Gourmet to Go. Typically stocked with two daily samples, it provided slim pickings on our visit. We settled for a few delicious brochette bagel chips with scoops of a tasty artichoke-Parmesan dip. The pound-cake sample tray offered only crumbs.
The Wine Merchant. We celebrated happy hour with a sampling of five Australian wines. Feta cheese and crackers were at our fingertips on the counter. We ambled over to the main cheese counter, where co-owner John Nash doled out more cheese samples like a carnival barker. We went away with cheese-smeared fingers, purple teeth and two bottles to try at home.
Wild Oats.
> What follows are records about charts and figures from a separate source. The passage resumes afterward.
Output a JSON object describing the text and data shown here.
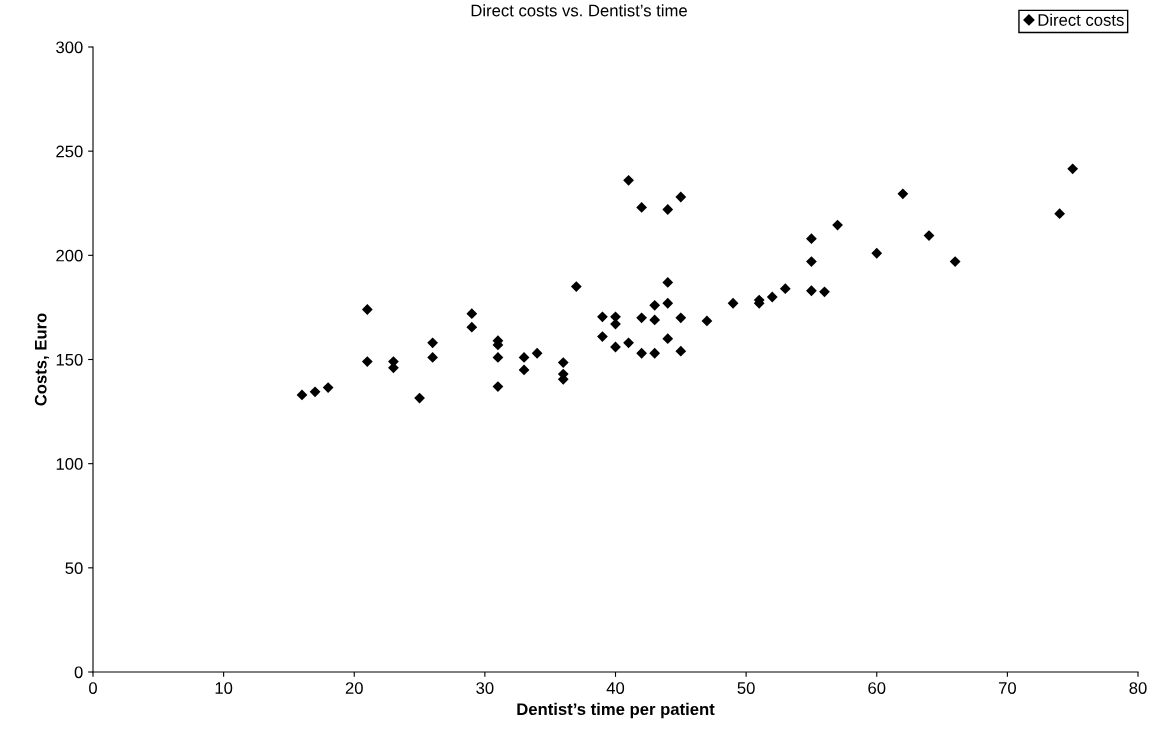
{
  "chart_data": {
    "type": "scatter",
    "title": "Direct costs vs. Dentist’s time",
    "xlabel": "Dentist’s time per patient",
    "ylabel": "Costs, Euro",
    "x": [
      16,
      17,
      18,
      21,
      21,
      23,
      23,
      25,
      26,
      26,
      29,
      29,
      31,
      31,
      31,
      31,
      33,
      33,
      34,
      36,
      36,
      36,
      37,
      39,
      39,
      40,
      40,
      40,
      41,
      41,
      42,
      42,
      42,
      43,
      43,
      43,
      44,
      44,
      44,
      44,
      45,
      45,
      45,
      47,
      49,
      51,
      51,
      52,
      53,
      55,
      55,
      55,
      56,
      57,
      60,
      62,
      64,
      66,
      74,
      75
    ],
    "series": [
      {
        "name": "Direct costs",
        "color": "#000000",
        "values": [
          133,
          134.5,
          136.5,
          174,
          149,
          149,
          146,
          131.5,
          158,
          151,
          172,
          165.5,
          159,
          157,
          151,
          137,
          151,
          145,
          153,
          148.5,
          143,
          140.5,
          185,
          170.5,
          161,
          170.5,
          167,
          156,
          236,
          158,
          223,
          170,
          153,
          176,
          169,
          153,
          222,
          187,
          177,
          160,
          228,
          170,
          154,
          168.5,
          177,
          178.5,
          177,
          180,
          184,
          208,
          197,
          183,
          182.5,
          214.5,
          201,
          229.5,
          209.5,
          197,
          220,
          241.5
        ]
      }
    ],
    "xlim": [
      0,
      80
    ],
    "xticks": [
      0,
      10,
      20,
      30,
      40,
      50,
      60,
      70,
      80
    ],
    "ylim": [
      0,
      300
    ],
    "yticks": [
      0,
      50,
      100,
      150,
      200,
      250,
      300
    ],
    "marker": "diamond",
    "grid": false,
    "legend": "top right"
  }
}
Selections were surprisingly prosaic: Crackers were accompanied by someone spinning the virtues of Cheddar served on toothpicks, reminiscent of a ’50s-style cocktail party. There were a few peanuts in shells to sample in another aisle, but we felt guilty taking too many.
Straub’s. At the bakery there were blueberry-muffin pieces and cut-up yellow cupcakes with sprinkles but no toothpicks or napkins. With nobody looking, it seemed OK to help ourselves to seconds. The cheese counter offered a pedestrian trio of chips and dips—crab, ham/green onion and French onion.
Volpi. It may have shelves and refrigerated cases filled with tempting cheeses, pastas, cured meats and more, but its counter offered just a tiny taste test of thinly sliced hard Genoa salami, paper-thin prosciutto and cubes of Gruyère cheese. The salami called for a second nibble—and inspired us to take some slices home. We added some ravioli filled with pumpkin for good measure.